Public Project
Abandoned in the Ravine
The old woman who lived here I knew as Jan: Miss Janice Dohm. She was a librarian, specializing in children's books, and a practiced pianist. Her house was filled to the brim with books and old sheet music, the walls covered by posters of old paintings with writing in Dutch or Latin, and to a small child like me it was creepy and old-smelling. Every year for Halloween my parents made my sister and I walk down the dark steps to Jan's front door to knock and say, "trick or treat!", since no one else braved the entry.
As the years went on, it became difficult for Jan to get up and down the uneven steps down to her house.

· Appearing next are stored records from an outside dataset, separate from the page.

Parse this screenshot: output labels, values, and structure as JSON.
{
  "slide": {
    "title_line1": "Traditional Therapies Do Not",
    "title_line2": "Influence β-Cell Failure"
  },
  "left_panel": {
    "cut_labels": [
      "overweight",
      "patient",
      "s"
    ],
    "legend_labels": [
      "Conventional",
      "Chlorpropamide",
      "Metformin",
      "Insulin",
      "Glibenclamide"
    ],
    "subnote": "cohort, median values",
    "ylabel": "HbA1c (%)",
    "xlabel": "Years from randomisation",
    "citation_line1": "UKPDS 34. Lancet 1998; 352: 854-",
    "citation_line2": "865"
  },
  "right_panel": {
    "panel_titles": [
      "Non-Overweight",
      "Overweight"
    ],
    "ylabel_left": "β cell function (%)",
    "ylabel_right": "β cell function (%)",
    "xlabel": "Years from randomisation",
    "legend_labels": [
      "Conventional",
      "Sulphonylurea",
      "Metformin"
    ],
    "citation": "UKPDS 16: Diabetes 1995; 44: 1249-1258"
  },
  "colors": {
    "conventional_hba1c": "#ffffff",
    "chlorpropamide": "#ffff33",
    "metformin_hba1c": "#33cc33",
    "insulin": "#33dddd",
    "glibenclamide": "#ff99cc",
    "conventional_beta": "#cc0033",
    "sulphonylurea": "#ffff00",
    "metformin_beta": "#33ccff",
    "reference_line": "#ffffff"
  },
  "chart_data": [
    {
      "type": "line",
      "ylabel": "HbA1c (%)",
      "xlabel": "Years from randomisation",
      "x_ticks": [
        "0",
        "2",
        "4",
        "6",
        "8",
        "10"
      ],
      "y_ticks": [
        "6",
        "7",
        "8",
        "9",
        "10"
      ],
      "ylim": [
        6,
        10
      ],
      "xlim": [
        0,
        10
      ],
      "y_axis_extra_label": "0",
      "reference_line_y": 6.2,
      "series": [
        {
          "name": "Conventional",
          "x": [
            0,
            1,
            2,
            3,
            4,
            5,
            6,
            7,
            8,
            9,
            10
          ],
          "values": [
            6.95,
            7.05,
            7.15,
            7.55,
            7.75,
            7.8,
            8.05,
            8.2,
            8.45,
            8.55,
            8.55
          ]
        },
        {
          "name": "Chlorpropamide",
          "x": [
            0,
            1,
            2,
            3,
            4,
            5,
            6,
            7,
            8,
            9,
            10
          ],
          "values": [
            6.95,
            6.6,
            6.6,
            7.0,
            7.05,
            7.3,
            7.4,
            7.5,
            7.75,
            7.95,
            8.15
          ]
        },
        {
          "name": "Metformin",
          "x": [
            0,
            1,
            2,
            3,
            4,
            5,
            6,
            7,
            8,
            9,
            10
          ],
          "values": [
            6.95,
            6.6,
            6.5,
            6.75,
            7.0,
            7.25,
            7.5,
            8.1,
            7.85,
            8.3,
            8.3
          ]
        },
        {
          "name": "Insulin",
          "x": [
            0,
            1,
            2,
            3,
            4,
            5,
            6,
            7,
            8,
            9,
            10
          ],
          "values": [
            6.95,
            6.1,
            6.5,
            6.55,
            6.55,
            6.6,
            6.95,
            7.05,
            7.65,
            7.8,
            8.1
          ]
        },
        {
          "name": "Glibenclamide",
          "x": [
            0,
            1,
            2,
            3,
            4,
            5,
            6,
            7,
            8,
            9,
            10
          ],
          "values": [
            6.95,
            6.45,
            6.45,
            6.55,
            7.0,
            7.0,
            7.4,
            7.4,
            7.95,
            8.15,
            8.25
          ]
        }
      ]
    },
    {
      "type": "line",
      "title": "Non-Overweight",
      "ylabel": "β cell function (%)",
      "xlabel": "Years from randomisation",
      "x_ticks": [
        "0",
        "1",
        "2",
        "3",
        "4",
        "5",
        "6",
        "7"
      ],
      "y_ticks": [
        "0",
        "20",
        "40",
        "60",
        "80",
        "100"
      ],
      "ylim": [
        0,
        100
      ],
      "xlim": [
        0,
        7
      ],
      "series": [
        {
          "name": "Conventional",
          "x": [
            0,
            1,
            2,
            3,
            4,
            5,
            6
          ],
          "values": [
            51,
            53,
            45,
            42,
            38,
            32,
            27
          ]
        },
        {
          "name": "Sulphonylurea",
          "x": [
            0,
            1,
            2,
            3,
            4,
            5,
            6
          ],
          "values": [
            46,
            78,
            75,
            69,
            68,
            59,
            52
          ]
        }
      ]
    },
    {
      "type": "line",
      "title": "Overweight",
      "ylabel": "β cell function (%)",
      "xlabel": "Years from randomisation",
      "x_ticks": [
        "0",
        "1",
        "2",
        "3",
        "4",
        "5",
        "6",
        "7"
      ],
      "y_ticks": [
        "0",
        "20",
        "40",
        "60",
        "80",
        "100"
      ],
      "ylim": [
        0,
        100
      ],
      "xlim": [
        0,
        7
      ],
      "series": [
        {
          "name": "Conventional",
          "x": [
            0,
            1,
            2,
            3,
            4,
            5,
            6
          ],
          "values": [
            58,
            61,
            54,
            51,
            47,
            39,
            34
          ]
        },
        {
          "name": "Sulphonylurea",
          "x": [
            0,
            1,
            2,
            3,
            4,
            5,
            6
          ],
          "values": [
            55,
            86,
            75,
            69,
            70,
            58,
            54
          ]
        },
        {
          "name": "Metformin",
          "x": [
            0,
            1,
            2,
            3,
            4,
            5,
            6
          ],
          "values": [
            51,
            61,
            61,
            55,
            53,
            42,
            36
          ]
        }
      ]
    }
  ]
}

Her little dog, a faithful walking partner and her only life companion, died of old age, and Jan was left alone. Her relatives pushed to move her into an elder care facility, believing they were doing the best for her since the house was liable to slide down the ravine at any moment and take Jan with it. She fought for several years to stay, maintaining that if she was to go like that, at least she would die in her beloved home, but eventually it got too difficult for her to walk up and down the steps, and too dark for her to see, and so she had to leave.
Jan passed away a few years later, at almost 90 years old. Most of her belongings were thrown away, unwanted by her surviving relatives or mildewed. The house is still there, empty, awaiting remodel or demolition, a piece of history abandoned in the ravine.